Nadat de studenten zich opgefrist hadden, werden ze om half tien aan het ontbijt verwacht. Of beter: er werd van hen verwacht dat ze tussen half tien en tien uur hun ontbijt uit de muur haalden, want er was immers geen eetzaal op De School. Meestal at Sam landkaarten met bloed en modder, wat eigenlijk gewoon toastjes met confituur en choco waren, maar hij was al snel gewend geraakt aan het jargon van de koks van De School. Deze maaltijd wisselde hij af met piranha’s (ontbijtgranen) of met spek en eieren. Om een reden die Sam onbekend was, heetten spek en eieren gewoon spek en eieren. Misschien was de creativiteit van de bereiders opgebruikt of misschien noemden zij spek en eieren in hun dagelijks leven helemaal anders en was de term ‘spek en eieren’ voor hen dus wel speciaal. Hij zou het nooit te weten komen, maar ondanks hun ordinaire naam waren spek en eieren op De School heel lekker, zodat Sam zich er tweemaal per week te goed aan deed.

Om tien uur begon het eerste lesblok van twee uur, daarna hadden ze een uur pauze en dan van één tot drie weer twee uur les. Op maandag, dinsdag en donderdag moesten de studenten tussen drie uur en vijf uur keuzevakken volgen. Op maandag had Sam gekozen voor voetbal. In zijn vorige leven had hij ook wel eens gevoetbald en zo was er dus ten minste één vak waar hij geen achterstand voor moest wegwerken. Op dinsdag moesten ze een of andere gevechtssport kiezen en Sam had besloten karate te gaan doen. Hij had ooit de film The Karate Kid op televisie gezien, en sindsdien had de sport hem gefascineerd, alleen was het nooit in zijn hoofd opgekomen om ze zelf te gaan beoefenen. Op donderdag volgde hij een van de leukste en populairste vakken uit het keuzepakket: casino. Omdat een geheim agent wel eens in een casino terechtkomt om zijn tegenstanders te ontmoeten, werden in dit vak de belangrijkste gokspelletjes zoals roulette en blackjack uitgelegd.

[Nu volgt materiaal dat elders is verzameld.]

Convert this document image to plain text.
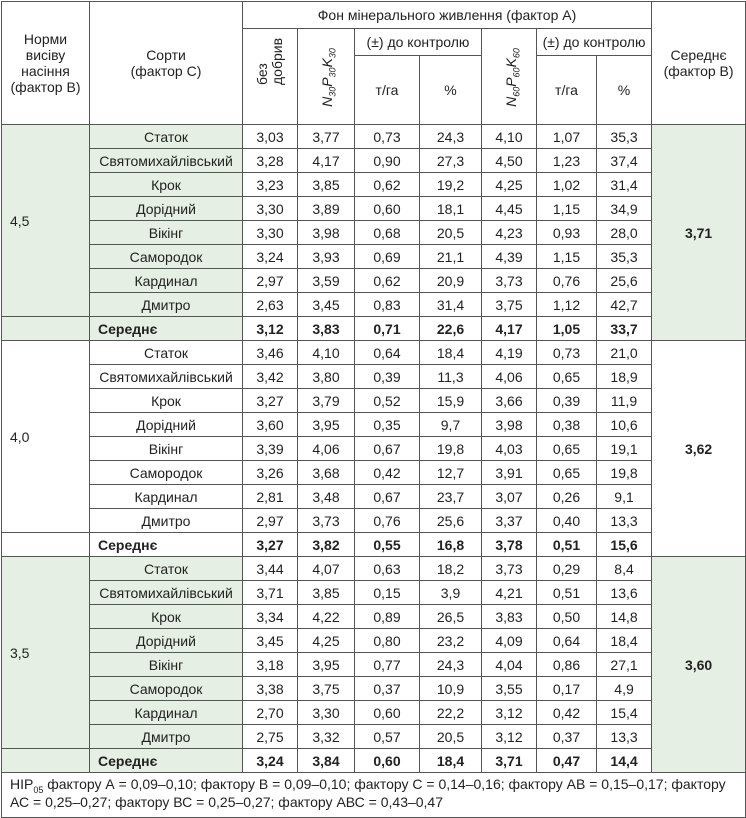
Норми висіву насіння (фактор В)	Сорти (фактор С)	Фон мінерального живлення (фактор А)							Середнє (фактор В)
		без добрив	$N_{30}P_{30}K_{30}$	(±) до контролю		$N_{60}P_{60}K_{60}$	(±) до контролю		
				т/га	%		т/га	%	
4,5	Статок	3,03	3,77	0,73	24,3	4,10	1,07	35,3	3,71
	Святомихайлівський	3,28	4,17	0,90	27,3	4,50	1,23	37,4	
	Крок	3,23	3,85	0,62	19,2	4,25	1,02	31,4	
	Дорідний	3,30	3,89	0,60	18,1	4,45	1,15	34,9	
	Вікінг	3,30	3,98	0,68	20,5	4,23	0,93	28,0	
	Самородок	3,24	3,93	0,69	21,1	4,39	1,15	35,3	
	Кардинал	2,97	3,59	0,62	20,9	3,73	0,76	25,6	
	Дмитро	2,63	3,45	0,83	31,4	3,75	1,12	42,7	
	Середнє	3,12	3,83	0,71	22,6	4,17	1,05	33,7	
4,0	Статок	3,46	4,10	0,64	18,4	4,19	0,73	21,0	3,62
	Святомихайлівський	3,42	3,80	0,39	11,3	4,06	0,65	18,9	
	Крок	3,27	3,79	0,52	15,9	3,66	0,39	11,9	
	Дорідний	3,60	3,95	0,35	9,7	3,98	0,38	10,6	
	Вікінг	3,39	4,06	0,67	19,8	4,03	0,65	19,1	
	Самородок	3,26	3,68	0,42	12,7	3,91	0,65	19,8	
	Кардинал	2,81	3,48	0,67	23,7	3,07	0,26	9,1	
	Дмитро	2,97	3,73	0,76	25,6	3,37	0,40	13,3	
	Середнє	3,27	3,82	0,55	16,8	3,78	0,51	15,6	
3,5	Статок	3,44	4,07	0,63	18,2	3,73	0,29	8,4	3,60
	Святомихайлівський	3,71	3,85	0,15	3,9	4,21	0,51	13,6	
	Крок	3,34	4,22	0,89	26,5	3,83	0,50	14,8	
	Дорідний	3,45	4,25	0,80	23,2	4,09	0,64	18,4	
	Вікінг	3,18	3,95	0,77	24,3	4,04	0,86	27,1	
	Самородок	3,38	3,75	0,37	10,9	3,55	0,17	4,9	
	Кардинал	2,70	3,30	0,60	22,2	3,12	0,42	15,4	
	Дмитро	2,75	3,32	0,57	20,5	3,12	0,37	13,3	
	Середнє	3,24	3,84	0,60	18,4	3,71	0,47	14,4	
$НІР_{05}$ фактору А = 0,09–0,10; фактору В = 0,09–0,10; фактору С = 0,14–0,16; фактору АВ = 0,15–0,17; фактору АС = 0,25–0,27; фактору ВС = 0,25–0,27; фактору АВС = 0,43–0,47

Die eerste weken had Sam doorgebracht aan de zijde van Daphné. Zij had hem vanaf dag één meegesleurd en hem alle hoekjes van de school laten zien. Hij liep nog steeds constant verloren als hij alleen was, maar zonder Daphné was het helemaal een ramp geweest. Zij had hem ook meteen voorgesteld aan zijn klasgenoten. Naast Sam zaten er nog vier jongens in zijn klas: John Cole, David Edwards, Richard James en James Richards. Die laatste twee zou hij nog vaak door elkaar halen, niet alleen hun namen, maar ook hun gezichten vertoonden enorm veel gelijkenissen. Richard James was na zijn ongelukje in het waterreservoir wonderbaarlijk snel hersteld, vond Sam. Nauwelijks een uur nadat hij bijna verdronken was, stond hij alweer gezellig mee te babbelen met de rest van de klas. De vijf meisjes waren Ann Jones, Julia Stevenson, Anne Johnson, Jill Roberts en Daphné.

Sam was een beetje verbaasd geweest zoveel meisjes in De School tegen te komen. Niet dat hij iets tegen meisjes had, maar op de een of andere manier had geheim agentenwerk voor hem altijd een mannenzaak geleken. Waarschijnlijk was dat beeld hem opgedrongen door de talloze films en televisieseries over geheim agenten, die bijna allemaal een man in de hoofdrol hadden. Daphné had hem uitgelegd dat De School juist heel graag meisjes in de klassen had, want zij waren op dit moment het meest geschikt voor de job van geheim agent. Van een vrouw werd immers niet gauw verwacht dat zij wel eens een dubbele rol zou kunnen spelen. Zeker in de gangsterwereld, die grotendeels door mannen werd geleid, zou een vrouw daar niet makkelijk van verdacht worden. Sam vond het allemaal oké, hij kwam van een jongensschool en was blij om ook eens met meisjes te kunnen babbelen.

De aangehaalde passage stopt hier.